The Euroquestion.
This article is the final one of a series of reports called "The Euroquestion" where we explored the individual future prospects of the leading nations in the European Union. This article now delves into the collective prospects of the EU as a bloc and explores its destiny.
The European Union has been widely touted as the largest integrated single market in the world. It has served as a role model for economic cooperation organisations around the world, on how effective and efficient economic integration can be achieved on a bedrock of cooperation and consensus. Although it has seen its fair share of problems, the general consensus is that the EU as an economic entity has achieved relative success.
With a combined gross domestic product (GDP) of US$20.3 trillion, counting the EU as a single entity, it is the 3rd largest economy in the world after the US and China. A wide variety of exports, free economic and political movement between member states, and a heavily integrated, centralized bureaucracy, the once great European Union, now suffers from overregulation, excessive red-tape, and a growing discord both at home and with its primary patron across the pond.
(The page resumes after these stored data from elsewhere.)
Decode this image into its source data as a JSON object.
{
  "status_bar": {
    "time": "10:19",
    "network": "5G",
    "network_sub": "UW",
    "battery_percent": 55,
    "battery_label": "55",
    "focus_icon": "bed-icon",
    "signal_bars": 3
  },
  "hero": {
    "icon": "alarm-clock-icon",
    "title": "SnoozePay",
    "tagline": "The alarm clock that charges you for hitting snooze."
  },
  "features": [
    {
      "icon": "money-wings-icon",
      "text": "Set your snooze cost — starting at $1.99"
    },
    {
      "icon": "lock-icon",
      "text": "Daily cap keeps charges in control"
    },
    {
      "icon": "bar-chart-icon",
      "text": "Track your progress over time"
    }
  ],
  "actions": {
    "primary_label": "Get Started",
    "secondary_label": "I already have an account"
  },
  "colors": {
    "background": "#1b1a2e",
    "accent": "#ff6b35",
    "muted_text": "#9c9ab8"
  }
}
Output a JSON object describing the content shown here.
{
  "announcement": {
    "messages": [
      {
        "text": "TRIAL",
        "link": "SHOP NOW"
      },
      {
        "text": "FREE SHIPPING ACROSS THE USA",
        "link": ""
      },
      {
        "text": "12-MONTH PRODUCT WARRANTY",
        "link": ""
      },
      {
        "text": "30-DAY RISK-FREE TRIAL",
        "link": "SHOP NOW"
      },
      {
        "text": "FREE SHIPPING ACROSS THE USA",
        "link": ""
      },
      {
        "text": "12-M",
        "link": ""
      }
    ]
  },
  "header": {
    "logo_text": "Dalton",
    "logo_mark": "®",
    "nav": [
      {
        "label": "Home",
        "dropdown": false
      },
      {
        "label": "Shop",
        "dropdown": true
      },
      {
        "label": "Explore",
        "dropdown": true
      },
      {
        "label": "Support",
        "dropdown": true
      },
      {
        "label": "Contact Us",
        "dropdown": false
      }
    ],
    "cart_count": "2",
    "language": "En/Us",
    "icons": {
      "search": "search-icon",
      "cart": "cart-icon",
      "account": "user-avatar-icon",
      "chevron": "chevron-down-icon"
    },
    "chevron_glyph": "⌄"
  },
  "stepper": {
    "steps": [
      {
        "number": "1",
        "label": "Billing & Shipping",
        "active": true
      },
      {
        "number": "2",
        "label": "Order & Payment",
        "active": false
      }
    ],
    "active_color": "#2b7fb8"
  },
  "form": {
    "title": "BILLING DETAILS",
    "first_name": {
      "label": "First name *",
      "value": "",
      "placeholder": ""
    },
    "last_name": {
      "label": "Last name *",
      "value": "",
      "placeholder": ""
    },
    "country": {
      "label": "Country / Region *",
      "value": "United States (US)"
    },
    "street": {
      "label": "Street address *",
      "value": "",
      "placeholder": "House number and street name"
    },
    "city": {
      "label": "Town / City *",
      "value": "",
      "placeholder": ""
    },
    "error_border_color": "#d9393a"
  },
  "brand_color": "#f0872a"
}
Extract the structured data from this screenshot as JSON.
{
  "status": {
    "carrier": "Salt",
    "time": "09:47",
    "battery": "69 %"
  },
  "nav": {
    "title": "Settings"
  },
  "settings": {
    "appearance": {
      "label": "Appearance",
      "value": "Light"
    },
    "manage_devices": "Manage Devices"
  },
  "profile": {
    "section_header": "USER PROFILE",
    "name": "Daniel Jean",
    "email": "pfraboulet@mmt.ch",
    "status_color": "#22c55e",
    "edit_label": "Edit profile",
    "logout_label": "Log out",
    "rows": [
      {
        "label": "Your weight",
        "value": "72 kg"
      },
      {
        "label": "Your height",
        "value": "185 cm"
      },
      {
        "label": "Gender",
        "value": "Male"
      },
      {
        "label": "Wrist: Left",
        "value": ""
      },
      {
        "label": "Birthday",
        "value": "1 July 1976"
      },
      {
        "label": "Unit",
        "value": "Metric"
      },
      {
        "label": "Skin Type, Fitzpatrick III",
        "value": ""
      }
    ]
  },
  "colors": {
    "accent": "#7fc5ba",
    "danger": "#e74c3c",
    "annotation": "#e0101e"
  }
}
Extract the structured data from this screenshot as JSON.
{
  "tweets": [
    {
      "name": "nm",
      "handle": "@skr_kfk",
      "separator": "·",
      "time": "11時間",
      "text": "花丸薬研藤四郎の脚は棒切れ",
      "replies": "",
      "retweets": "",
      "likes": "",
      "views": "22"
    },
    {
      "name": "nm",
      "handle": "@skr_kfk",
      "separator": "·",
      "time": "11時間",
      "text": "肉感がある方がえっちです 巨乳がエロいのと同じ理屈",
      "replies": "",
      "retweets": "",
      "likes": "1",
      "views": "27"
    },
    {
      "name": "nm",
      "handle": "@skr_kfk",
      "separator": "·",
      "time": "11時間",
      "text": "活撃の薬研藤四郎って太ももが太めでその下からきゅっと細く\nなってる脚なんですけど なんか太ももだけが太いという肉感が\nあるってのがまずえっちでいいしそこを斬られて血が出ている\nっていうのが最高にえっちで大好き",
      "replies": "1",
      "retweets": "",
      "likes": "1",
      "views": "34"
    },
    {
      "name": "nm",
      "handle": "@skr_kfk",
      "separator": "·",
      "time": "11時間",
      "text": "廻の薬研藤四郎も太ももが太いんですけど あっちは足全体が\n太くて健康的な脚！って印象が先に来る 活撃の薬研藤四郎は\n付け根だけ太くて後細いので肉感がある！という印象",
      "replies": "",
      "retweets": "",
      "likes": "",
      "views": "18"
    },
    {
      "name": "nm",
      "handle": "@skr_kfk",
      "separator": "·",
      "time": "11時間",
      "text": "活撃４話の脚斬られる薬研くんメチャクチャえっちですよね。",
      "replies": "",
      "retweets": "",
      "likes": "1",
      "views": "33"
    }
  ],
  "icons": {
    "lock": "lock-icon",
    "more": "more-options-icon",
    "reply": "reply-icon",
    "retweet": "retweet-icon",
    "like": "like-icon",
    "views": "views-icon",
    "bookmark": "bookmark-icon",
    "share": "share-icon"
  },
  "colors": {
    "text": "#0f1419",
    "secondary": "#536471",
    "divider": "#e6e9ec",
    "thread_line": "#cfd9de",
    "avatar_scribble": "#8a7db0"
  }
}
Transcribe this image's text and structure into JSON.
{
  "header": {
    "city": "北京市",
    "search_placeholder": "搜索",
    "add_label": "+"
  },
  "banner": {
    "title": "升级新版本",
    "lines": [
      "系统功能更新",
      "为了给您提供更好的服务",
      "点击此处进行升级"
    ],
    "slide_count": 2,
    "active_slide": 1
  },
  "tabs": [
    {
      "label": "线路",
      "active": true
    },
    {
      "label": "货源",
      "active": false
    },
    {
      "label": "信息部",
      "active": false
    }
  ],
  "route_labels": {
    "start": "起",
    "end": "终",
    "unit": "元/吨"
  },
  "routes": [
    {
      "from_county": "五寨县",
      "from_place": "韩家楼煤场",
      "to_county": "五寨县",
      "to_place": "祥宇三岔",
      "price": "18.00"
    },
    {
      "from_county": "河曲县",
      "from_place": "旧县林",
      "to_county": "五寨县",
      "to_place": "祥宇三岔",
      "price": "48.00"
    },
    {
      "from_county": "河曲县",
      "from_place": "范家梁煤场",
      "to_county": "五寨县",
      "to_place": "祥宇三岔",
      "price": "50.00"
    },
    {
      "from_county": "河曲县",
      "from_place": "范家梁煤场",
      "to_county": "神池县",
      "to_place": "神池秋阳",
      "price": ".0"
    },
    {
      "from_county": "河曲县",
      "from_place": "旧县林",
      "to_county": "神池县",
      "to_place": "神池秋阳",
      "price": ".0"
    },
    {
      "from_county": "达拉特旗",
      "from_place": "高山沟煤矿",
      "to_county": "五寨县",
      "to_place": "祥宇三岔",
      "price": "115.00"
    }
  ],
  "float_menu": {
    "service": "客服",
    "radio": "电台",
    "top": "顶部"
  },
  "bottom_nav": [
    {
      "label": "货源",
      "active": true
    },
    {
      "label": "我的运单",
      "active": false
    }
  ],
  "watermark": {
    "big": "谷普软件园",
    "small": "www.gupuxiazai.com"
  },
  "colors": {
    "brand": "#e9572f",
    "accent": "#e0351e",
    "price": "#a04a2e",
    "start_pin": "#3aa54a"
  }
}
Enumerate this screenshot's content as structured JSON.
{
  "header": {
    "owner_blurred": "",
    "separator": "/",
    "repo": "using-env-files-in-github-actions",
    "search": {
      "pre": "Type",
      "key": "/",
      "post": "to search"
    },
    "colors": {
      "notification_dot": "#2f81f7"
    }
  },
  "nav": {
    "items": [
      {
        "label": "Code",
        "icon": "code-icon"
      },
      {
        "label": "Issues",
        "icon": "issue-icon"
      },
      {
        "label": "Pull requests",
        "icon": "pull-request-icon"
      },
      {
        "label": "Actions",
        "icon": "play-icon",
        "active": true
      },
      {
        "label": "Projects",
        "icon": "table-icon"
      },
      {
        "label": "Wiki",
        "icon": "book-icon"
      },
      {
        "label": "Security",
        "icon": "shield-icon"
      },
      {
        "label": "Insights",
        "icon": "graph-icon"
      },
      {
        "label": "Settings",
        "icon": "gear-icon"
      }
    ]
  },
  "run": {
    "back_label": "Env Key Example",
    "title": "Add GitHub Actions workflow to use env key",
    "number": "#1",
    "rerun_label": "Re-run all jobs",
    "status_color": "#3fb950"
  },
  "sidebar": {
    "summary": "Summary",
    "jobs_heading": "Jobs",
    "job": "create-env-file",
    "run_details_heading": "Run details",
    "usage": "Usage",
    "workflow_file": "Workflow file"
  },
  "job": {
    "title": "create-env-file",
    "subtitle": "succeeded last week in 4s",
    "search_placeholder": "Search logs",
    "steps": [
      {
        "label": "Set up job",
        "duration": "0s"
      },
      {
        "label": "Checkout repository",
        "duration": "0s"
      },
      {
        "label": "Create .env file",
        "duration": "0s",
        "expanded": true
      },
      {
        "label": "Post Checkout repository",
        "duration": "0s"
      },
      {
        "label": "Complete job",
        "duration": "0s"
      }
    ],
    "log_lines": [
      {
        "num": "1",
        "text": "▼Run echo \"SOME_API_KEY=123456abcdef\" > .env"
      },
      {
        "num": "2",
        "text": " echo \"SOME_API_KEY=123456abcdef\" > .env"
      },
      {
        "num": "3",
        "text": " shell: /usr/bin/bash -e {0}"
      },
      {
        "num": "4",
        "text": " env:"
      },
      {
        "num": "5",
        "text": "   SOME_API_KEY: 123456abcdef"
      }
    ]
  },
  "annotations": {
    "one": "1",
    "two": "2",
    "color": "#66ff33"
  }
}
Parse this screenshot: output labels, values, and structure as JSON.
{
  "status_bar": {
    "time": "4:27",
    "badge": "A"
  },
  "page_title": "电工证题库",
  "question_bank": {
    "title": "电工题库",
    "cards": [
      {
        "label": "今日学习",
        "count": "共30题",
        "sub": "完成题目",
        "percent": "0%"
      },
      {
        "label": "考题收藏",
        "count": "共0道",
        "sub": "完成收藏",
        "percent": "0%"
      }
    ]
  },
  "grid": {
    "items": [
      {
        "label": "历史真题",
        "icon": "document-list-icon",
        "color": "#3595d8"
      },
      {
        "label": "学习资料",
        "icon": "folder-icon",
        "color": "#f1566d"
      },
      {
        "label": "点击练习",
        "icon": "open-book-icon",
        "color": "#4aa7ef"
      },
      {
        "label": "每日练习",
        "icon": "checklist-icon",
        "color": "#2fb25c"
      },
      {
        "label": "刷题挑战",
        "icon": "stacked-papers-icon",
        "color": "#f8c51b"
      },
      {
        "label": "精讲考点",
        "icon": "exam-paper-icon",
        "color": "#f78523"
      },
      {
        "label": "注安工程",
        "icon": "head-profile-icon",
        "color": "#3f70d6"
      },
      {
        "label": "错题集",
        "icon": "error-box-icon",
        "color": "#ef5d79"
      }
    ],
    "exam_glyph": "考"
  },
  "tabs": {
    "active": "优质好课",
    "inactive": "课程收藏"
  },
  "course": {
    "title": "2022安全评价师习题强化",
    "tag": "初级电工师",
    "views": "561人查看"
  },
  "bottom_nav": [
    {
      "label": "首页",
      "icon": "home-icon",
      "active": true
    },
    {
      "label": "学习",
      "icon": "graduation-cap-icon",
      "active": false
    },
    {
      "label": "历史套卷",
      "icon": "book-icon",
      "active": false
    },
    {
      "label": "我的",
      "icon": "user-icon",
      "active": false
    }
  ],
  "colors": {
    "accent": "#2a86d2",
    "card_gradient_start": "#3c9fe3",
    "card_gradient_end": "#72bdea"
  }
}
The current geostrategic situation in its backyard in Ukraine, has now forced the European Union to take tough decisions regarding internal security matters. This is also prevalent at a time when the most radical change in administration in a long time has materialized in the US, jeopardising the axis of power across the Atlantic, in one fell swoop thanks to the rhetoric of the Trump administration.
Never since the Cold War has Europe as a continent faced a greater security threat, and even during the Cold War, the EU had a blank cheque from across the pond. Now at a time where the era of blank cheques have ended, and the era of loans have begun, how the EU will navigate this radical shift in policy may dictate the extent of its very survival. Much has been said about the internal undercurrents with regards to member state sovereignty and regulatory balance, which adds fuel to the Eurosceptic fire that has engulfed it by means of parties such as the Brothers of Italy, Alternative for Germany, and the National Rally of France. Many in Europe are of the opinion that the EU as an organisation, should change its fundamental nature from purely economic to a more security and politically oriented union, in order to ensure its survival against any future flux of power that may take place in the emerging world order.
Today, Europe is in a strategically ambiguous position. It lacks the requisite security capabilities to stand as one of the poles of the emerging multipolar order, lacks cooperation among its members to formulate a singular and clear foreign policy, and stands vulnerable from any flux within its member states' economies. It is on a partner hunting spree with the EU sending feelers towards China as well as more recently, the EU commission touring India and meeting the Prime Minister, to discuss a future free trade agreement.
However, due to Europe's history of geostrategic ambiguity, neither the existing powers, nor the emerging powers of the new order, are willing to take the EU as an entity, very seriously on the global stage. This has resulted in the gradual erosion of the little relevance of the EU in the world order, and its historic positions with regards to emerging economies, likening them to a "jungle" of sorts, it has only made things much more difficult for itself. The European Union's future now seems more under question than ever, and how or whether the EU swallows some tough, but much needed pills of reality, will determine its future course, relevance and/or its entire existence.